José Suárez, sócio da área tributária da Pérez-Llorca, ressalta que o documento não especifica o que deve ser entendido como bens imóveis, nem se o imposto incide apenas sobre um deles. "Como diz o ditado latino, onde a lei não distingue, nós também não devemos, e, portanto, deve-se considerar que o imposto se aplicará a todos os bens imóveis, sejam eles residenciais, comerciais ou industriais, e estejam ou não localizados em áreas de risco", ressalta.
O novo imposto afetará as transações sujeitas ao Imposto sobre Transmissão de Bens Imóveis (ITP), que geralmente se aplica a imóveis usados, ou seja, segundas transmissões e subsequentes. Isso não se aplica a imóveis novos, que pagam IVA. Alguns dos especialistas consultados também indicam que a regra geral é que, quando a transmissão é entre empresas e profissionais, ela estará sujeita ao IVA e não ao ITP, portanto, não estará sujeita ao novo imposto na maioria dos casos.
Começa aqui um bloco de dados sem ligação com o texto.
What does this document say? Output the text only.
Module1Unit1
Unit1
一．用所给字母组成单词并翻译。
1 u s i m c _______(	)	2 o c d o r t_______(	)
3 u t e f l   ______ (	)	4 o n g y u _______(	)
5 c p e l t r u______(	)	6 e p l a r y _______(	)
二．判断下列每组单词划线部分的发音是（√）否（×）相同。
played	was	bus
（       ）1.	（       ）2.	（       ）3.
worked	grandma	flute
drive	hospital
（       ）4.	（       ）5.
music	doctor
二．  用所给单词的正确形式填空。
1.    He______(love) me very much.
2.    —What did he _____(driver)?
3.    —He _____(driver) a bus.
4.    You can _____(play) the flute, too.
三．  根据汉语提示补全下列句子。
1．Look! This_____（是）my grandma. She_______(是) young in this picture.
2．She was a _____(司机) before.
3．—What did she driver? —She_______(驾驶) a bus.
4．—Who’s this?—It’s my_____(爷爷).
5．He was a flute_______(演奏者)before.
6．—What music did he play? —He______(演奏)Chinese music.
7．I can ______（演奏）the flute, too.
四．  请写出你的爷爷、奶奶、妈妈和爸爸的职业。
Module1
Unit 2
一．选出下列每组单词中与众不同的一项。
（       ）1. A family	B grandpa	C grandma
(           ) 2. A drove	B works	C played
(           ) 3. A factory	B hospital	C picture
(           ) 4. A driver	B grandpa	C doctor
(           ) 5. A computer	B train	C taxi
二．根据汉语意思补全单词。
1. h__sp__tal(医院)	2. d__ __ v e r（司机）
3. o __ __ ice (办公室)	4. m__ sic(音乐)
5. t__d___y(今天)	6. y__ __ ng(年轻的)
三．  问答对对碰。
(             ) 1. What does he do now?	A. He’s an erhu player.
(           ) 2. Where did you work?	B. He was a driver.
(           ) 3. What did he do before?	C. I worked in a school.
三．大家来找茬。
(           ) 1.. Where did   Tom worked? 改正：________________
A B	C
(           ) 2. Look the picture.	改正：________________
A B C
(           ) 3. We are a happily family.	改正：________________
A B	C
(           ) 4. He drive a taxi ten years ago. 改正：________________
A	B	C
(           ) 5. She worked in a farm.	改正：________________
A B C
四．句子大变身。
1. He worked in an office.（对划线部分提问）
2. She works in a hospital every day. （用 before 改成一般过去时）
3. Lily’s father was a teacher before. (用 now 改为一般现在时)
Para isso, a empresa teria que renunciar à isenção do IVA e, posteriormente, recuperar o imposto sobre valor agregado dentro de sua atividade.
Raquel Jurado, técnica de pesquisa da Secretaria de Assessoria Econômica Tributária (REAF), insiste na mesma linha: "A venda de um imóvel, seja uma casa , um estabelecimento comercial ou um terreno, estará sempre sujeita ao IVA ou ao imposto oneroso de transmissão de imóveis. Neste último caso, seria afetada por este imposto complementar." A redação da proposta legislativa do Grupo Parlamentar Socialista, prossegue a especialista, espelha a estrutura do imposto de transmissão de imóveis: "Entendemos que as transações sujeitas ao imposto de transmissão de imóveis também estarão sujeitas ao imposto complementar", afirma.
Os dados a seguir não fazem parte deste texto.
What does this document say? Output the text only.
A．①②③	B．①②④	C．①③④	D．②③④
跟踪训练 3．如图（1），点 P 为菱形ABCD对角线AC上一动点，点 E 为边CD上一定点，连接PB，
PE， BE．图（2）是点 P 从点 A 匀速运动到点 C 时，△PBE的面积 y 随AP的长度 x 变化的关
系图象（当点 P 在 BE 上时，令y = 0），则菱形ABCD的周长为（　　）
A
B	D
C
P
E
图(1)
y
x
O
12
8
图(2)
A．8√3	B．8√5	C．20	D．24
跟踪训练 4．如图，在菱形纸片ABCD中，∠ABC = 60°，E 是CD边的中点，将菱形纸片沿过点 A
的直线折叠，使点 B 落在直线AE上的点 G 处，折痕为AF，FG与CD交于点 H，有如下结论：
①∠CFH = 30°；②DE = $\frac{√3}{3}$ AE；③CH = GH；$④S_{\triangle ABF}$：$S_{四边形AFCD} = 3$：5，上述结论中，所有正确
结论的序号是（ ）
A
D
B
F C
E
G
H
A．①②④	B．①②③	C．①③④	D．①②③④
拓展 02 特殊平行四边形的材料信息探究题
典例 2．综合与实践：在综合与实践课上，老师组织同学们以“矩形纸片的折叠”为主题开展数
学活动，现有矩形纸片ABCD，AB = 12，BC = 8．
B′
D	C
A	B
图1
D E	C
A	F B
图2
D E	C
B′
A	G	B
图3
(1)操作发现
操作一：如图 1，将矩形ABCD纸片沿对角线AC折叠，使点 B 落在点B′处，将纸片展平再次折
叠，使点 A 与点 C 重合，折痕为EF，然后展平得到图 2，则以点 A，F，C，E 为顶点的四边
A consultora tributária dá o exemplo de uma "unidade econômica autônoma", que é, por exemplo, um supermercado ou uma academia. "Como a transferência de um negócio é global, a transação não está sujeita ao IVA, mas se houver um imóvel dentro dessa unidade, ele estará sujeito ao imposto sobre transmissões onerosas de imóveis e também a esse imposto complementar", esclarece.
Fontes do governo reconhecem que a redação da proposta dá margem a essa interpretação, mas explicam que a proposta ainda precisa ser negociada no Congresso com os parceiros, por isso o novo imposto pode sofrer alterações em relação ao que está proposto atualmente.
Javier Seijo, sócio da EY Abogados e responsável pela área de tributação imobiliária, destaca que a proposta afeta todos os tipos de imóveis e considera que existe uma incompatibilidade com o IVA, de modo que se a venda estiver sujeita a IVA, o novo imposto complementar não se aplica.
"O problema surgirá em casos de transferência de ativos, onde a distinção entre IVA e o novo imposto é complexa, ou quando ativos imobiliários são transferidos por meio de uma empresa", explica Seijo, que acredita que isso pode ocorrer em casos em que "a empresa é adquirida em vez do ativo, onde pode surgir a questão de se o uso de uma empresa pode ser considerado artificial pelas autoridades fiscais". Ele acrescenta: "Esperamos que o imposto complementar não entre em vigor, porque só aumentará o litígio, com um imposto que violaria o direito da UE, é contrário à livre circulação de capitais e é confiscatório".
“Do ponto de vista técnico, e com base no projeto atual, este novo imposto proposto não afetaria apenas a habitação, mas também outros ativos imobiliários , como escritórios e ativos comerciais ”, observa Pelayo Oraá, sócio da área de Impostos Corporativos da KPMG Abogados. No entanto, acrescenta, nestes casos é mais incomum que a transação esteja sujeita a este imposto, não só porque estes ativos são normalmente adquiridos através de empresas espanholas e, portanto, não seriam adquiridos diretamente por um estrangeiro, “mas também porque normalmente, mesmo se adquiridos por um residente fora da União Europeia, é aplicado o IVA, um imposto que se espera ser incompatível com o novo imposto.”
O sócio imobiliário de uma empresa internacional concorda que a palavra "imóveis " na proposta é "enganosa" e deve-se observar que esse termo também se estende aos direitos imobiliários.
Erros sobre a quem se dirigeUma advogada de outro importante escritório de advocacia internacional também enfatiza que a proposta socialista excluiu apenas os residentes da UE do imposto, quando, em sua opinião, este deveria se aplicar a todos os residentes do Espaço Econômico Europeu (que inclui países não pertencentes à UE, como Noruega, Islândia e Liechtenstein). O Tratado EEE, explica ela, oferece as mesmas liberdades que o Tratado da UE e, consequentemente, eles não podem ser discriminados.
Suárez, de Pérez-Llorca, também alerta que, de acordo com o texto da lei, o imposto de 100% poderia ser aplicável a cidadãos espanhóis que, por exemplo, foram cedidos pelo seu empregador a um país fora da UE e desejavam comprar uma casa na Espanha.